Sunday, February 5, 2012

Kungulimera Area Co operative Alliance

After a great visit with the Kungulimera SACCO, we arranged a visit to the Kungulimera Area Cooperative Alliance (ACE). The ACE was created for one simple reason; to bring groups of farmers together to sell their crops at a better price, and introduce them to new markets. A cluster of farmers in an area get together in whats termed an RPO (Rural Producer Organization). The RPO's then become members of the ACE to form a larger group. In the Kungulimera ACE, there are approximately 28 RPO's which consists of over 1450 farmers. In the past, these individual farmers would not work in cooperation to sell their product in the trade centers and wherever they could yield sales. Larger organizations, serving as middlemen, bought much of the product from the farmers at deep discounts and then took it to market to make large profits. The farmers were on the losing end and at the mercy of the middleman. Today, the ACE works with the farmers to provide training, support, and most importantly, a market with a much higher price. Due to the larger volume that the ACE can now collect, they can market to Sudan, Kenya, and the Congo. The farmer gets money for his crop right away, alleviating the pain of waiting for the product to sell and the risk of loss due to potential spoilage. The ACE also borrows from the SACCO to pay the farmer, which is good business for the SACCO. In this triangle of commerce, it is a true demonstration of how cooperatives can work together for the good of a community.

The ACE we visited has high aspirations. They just started to do value added processing, which is the first evidence of this strategy that I witnessed. On a tour of their location, they showed us how they make pineapple juice and wine. Producing juice for local schools is just a bonus for the community. They actually increase the profit on a pineapple fourfold. A raw pineapple will yield at best 1,000 shillings, but it will produce enough juice to generate about 10,000 shillings. Take out the cost of production, and it is easy to see the benefits. They are working on increasing the market, however, this will also provide them options when they have difficulty selling raw pineapples with a limited shelf life: bottle the juice (which contains no preservatives, by the way) and store for market.
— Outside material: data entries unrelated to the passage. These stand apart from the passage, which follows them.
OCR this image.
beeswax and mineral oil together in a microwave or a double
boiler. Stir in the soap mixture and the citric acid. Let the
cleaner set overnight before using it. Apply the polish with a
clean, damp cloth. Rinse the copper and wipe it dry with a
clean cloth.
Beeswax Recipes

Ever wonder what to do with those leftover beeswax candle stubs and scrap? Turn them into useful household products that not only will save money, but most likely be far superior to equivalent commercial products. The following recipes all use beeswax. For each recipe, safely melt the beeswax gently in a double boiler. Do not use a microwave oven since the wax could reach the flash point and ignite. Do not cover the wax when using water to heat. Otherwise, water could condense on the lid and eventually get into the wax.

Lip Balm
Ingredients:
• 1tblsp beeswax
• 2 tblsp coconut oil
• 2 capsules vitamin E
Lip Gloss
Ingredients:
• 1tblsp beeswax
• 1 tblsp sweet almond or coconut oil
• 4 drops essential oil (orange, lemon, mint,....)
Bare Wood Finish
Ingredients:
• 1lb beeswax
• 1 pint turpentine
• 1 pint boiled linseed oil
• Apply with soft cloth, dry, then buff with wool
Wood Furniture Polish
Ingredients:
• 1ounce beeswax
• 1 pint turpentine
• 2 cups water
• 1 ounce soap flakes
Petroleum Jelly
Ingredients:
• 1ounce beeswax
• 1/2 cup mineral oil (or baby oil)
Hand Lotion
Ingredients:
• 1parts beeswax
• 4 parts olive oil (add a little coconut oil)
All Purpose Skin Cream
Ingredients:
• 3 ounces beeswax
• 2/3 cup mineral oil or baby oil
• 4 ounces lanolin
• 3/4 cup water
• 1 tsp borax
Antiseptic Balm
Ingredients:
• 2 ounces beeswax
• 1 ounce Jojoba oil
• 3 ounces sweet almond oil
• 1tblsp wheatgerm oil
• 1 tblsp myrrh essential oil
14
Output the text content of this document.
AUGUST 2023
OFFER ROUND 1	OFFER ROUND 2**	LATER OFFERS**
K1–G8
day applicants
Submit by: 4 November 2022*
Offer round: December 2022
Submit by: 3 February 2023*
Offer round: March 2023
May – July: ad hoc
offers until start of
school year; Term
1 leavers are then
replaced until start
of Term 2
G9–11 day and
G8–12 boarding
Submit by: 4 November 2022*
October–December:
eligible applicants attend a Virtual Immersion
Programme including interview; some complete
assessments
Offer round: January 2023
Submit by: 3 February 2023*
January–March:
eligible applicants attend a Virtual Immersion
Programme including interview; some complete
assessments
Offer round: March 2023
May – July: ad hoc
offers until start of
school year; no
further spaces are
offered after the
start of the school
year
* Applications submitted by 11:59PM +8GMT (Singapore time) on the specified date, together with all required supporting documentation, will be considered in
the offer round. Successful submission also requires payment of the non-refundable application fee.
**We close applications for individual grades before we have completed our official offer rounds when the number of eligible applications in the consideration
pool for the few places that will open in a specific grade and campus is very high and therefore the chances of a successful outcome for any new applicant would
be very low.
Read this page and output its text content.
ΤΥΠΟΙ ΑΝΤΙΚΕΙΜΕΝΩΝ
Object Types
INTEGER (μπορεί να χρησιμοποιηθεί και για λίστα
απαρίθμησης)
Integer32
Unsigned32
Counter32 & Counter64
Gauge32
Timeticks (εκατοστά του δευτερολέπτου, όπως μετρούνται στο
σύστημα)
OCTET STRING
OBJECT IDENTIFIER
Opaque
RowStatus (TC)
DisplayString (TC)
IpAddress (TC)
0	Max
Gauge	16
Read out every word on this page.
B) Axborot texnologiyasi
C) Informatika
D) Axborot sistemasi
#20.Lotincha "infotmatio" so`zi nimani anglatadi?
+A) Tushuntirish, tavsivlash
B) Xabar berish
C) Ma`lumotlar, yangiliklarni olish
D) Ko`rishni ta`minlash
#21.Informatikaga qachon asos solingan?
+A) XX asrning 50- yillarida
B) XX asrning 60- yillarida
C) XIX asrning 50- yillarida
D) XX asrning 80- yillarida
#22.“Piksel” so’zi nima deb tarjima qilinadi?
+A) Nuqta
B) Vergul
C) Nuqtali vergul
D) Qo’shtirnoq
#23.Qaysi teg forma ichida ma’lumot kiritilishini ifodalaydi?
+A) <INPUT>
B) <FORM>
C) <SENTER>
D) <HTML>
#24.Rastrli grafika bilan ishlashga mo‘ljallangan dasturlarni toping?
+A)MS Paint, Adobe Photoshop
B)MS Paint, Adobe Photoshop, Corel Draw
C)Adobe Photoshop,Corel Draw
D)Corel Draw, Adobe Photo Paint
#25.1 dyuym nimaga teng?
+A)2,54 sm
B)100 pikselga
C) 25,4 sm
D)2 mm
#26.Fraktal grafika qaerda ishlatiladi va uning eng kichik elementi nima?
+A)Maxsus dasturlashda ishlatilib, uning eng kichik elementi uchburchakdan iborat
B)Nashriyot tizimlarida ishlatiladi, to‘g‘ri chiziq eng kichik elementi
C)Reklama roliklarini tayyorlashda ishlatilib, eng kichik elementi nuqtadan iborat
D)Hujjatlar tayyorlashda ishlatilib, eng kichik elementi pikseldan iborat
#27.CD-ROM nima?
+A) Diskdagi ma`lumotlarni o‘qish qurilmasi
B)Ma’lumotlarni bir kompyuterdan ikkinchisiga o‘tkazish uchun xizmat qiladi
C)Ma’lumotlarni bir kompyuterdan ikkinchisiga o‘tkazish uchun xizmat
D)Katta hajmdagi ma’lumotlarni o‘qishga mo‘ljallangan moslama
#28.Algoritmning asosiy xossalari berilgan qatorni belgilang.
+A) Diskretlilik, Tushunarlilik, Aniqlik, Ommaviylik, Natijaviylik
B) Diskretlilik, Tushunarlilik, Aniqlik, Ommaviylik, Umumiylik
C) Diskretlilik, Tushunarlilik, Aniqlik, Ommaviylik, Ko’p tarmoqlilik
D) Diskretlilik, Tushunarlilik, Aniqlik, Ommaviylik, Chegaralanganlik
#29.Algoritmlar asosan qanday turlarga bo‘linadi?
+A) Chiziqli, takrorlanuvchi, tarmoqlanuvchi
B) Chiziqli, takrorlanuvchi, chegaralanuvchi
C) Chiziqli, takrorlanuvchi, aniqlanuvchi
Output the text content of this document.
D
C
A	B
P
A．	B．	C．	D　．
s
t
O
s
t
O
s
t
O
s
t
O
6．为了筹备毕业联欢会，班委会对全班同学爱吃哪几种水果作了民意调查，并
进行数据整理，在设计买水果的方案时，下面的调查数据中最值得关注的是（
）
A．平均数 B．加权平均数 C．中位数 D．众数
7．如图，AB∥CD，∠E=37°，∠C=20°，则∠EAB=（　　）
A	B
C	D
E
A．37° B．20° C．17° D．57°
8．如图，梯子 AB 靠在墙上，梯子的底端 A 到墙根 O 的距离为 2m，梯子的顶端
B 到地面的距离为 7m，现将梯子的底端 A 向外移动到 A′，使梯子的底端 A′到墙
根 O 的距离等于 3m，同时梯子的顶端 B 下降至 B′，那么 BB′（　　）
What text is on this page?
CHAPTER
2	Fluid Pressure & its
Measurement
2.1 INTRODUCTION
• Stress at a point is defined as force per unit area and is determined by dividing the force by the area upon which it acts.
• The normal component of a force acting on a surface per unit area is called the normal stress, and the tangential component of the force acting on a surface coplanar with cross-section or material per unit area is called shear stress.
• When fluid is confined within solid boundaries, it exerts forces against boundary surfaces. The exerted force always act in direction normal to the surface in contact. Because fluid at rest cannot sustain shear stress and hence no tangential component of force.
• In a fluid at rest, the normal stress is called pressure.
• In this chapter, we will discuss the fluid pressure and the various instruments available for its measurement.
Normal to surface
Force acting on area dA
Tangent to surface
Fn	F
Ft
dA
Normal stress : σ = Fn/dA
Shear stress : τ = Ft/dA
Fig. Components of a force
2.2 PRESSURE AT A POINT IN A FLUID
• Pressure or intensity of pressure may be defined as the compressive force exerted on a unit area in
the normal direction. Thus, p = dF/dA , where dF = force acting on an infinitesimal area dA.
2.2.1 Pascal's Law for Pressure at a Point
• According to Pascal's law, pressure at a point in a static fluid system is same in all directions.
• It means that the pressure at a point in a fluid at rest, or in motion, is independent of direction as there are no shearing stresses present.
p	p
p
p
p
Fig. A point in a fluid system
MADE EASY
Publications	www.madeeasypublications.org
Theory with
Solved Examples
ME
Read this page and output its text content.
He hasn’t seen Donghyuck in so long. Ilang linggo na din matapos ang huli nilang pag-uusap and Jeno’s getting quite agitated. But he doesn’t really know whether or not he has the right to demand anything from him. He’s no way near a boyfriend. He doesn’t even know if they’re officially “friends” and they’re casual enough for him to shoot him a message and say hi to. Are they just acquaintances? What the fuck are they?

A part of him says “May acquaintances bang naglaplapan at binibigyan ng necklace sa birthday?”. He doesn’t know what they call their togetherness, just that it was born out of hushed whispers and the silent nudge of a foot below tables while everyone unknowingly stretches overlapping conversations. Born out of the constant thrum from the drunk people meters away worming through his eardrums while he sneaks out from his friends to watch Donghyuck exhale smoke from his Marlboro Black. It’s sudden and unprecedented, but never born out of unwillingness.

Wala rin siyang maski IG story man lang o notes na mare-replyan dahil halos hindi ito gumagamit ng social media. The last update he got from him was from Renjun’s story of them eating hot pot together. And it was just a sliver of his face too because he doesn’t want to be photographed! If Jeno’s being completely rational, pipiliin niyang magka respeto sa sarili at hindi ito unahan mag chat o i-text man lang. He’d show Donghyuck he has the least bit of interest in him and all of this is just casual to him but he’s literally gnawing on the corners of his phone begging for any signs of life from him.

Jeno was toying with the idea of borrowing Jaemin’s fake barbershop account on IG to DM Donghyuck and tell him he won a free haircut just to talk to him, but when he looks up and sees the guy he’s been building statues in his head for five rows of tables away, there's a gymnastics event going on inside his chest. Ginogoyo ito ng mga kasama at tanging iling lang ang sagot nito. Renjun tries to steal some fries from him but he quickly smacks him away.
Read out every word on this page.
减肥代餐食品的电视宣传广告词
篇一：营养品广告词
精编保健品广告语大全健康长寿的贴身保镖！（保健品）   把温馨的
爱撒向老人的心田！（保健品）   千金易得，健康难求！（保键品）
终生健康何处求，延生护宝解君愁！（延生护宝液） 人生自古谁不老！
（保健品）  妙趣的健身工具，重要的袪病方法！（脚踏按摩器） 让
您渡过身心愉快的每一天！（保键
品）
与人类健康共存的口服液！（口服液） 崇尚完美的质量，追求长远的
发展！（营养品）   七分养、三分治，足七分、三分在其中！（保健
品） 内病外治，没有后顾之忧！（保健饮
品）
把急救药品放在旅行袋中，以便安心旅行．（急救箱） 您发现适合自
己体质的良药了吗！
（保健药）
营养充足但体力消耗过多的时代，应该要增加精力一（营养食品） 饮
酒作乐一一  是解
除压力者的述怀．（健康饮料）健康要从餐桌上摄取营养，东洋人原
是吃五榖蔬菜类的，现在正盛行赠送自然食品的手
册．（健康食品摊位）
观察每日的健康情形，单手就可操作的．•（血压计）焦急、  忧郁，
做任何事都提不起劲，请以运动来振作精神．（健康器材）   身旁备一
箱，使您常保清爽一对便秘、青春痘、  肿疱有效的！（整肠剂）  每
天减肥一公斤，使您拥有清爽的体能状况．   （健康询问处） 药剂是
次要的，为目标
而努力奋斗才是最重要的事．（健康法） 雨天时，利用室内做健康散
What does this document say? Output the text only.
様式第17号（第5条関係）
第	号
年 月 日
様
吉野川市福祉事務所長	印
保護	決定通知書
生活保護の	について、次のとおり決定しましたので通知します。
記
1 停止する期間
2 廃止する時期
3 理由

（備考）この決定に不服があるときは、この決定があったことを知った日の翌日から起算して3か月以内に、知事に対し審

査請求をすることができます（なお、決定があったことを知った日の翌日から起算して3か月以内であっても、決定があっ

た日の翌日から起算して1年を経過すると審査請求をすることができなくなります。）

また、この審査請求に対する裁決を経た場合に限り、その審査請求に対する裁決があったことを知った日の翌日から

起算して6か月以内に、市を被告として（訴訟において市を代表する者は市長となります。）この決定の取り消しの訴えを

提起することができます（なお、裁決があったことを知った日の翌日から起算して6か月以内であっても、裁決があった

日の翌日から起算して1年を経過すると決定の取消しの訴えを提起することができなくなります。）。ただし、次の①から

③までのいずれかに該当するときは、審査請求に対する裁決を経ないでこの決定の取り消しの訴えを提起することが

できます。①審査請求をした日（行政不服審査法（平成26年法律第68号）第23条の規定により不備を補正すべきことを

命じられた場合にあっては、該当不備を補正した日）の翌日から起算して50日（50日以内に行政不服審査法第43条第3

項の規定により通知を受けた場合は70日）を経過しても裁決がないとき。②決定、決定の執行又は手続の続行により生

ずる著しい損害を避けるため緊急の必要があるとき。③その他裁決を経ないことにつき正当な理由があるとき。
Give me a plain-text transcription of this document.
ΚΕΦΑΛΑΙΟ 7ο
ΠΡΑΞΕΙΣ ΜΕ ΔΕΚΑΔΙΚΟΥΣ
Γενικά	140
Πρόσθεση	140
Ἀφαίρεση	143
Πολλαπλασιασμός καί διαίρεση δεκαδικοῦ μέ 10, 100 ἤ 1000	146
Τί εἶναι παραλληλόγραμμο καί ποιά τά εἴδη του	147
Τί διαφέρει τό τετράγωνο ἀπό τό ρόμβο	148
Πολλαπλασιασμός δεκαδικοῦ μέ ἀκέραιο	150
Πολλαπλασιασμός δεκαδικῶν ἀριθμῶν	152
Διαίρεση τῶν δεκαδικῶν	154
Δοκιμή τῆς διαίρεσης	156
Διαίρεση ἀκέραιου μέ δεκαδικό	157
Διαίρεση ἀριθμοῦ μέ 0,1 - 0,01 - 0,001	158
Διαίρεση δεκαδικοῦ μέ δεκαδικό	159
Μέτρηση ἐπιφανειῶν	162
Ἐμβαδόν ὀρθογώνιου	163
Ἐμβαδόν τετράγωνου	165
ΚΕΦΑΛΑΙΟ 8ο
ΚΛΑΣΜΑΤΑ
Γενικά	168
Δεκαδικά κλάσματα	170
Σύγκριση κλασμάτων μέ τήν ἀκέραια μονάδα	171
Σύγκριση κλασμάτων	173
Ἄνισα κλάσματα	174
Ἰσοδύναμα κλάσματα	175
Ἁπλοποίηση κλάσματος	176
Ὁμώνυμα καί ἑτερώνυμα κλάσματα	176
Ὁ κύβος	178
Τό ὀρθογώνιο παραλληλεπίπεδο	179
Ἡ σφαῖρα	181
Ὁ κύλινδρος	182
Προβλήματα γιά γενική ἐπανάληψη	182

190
I purchased a bottle of pineapple wine and am saving it for home - but I am confident it will be delicious.

They also showed us their sun-dried pineapple operation that they are trying out. They have large solar units outside their building where they place the cut pineapple to be dried by the sun. Obviously the sun is present quite often and makes for a simple drying process. The drying units are simply plastic houses to magnify the sun's power. The issue they are having now is the packaging company will not sell them the bags, but want to do the packing themselves and label it for market. The ACE is getting hit with a middleman themselves and they are looking for a solution. I sampled this pineapple and, all I can say is I would eat this everyday! I truly hope they can gain access to the bags themselves and start producing dry pineapple and other fruit. They have so much access to raw material, and this would put more money back into the hands of the farmers, the ACE's , and the SACCO's. Oh, and they also want to produce cough syrup using pineapple juice and aloe, but that is my next blog, lol.

A value added product
I will soon be heading home, but what a great lesson in farming, cooperatives and partnerships. I cannot help but think about the Codroy Valley and the opportunities that are available. I am challenging myself to play a role in stimulating farming in this area by offering leadership and identifying how our credit union can be a strategic partner. Let's face it, I'd much prefer potatoes or other produce from our local farms than from some far-off land. How can we convince people to support it? What products are they looking for? What would encourage farmers to sell to the cooperative and become members? What are the barriers to farming? Maybe once we get the answers to these questions we can call on our friends from Uganda to assist us.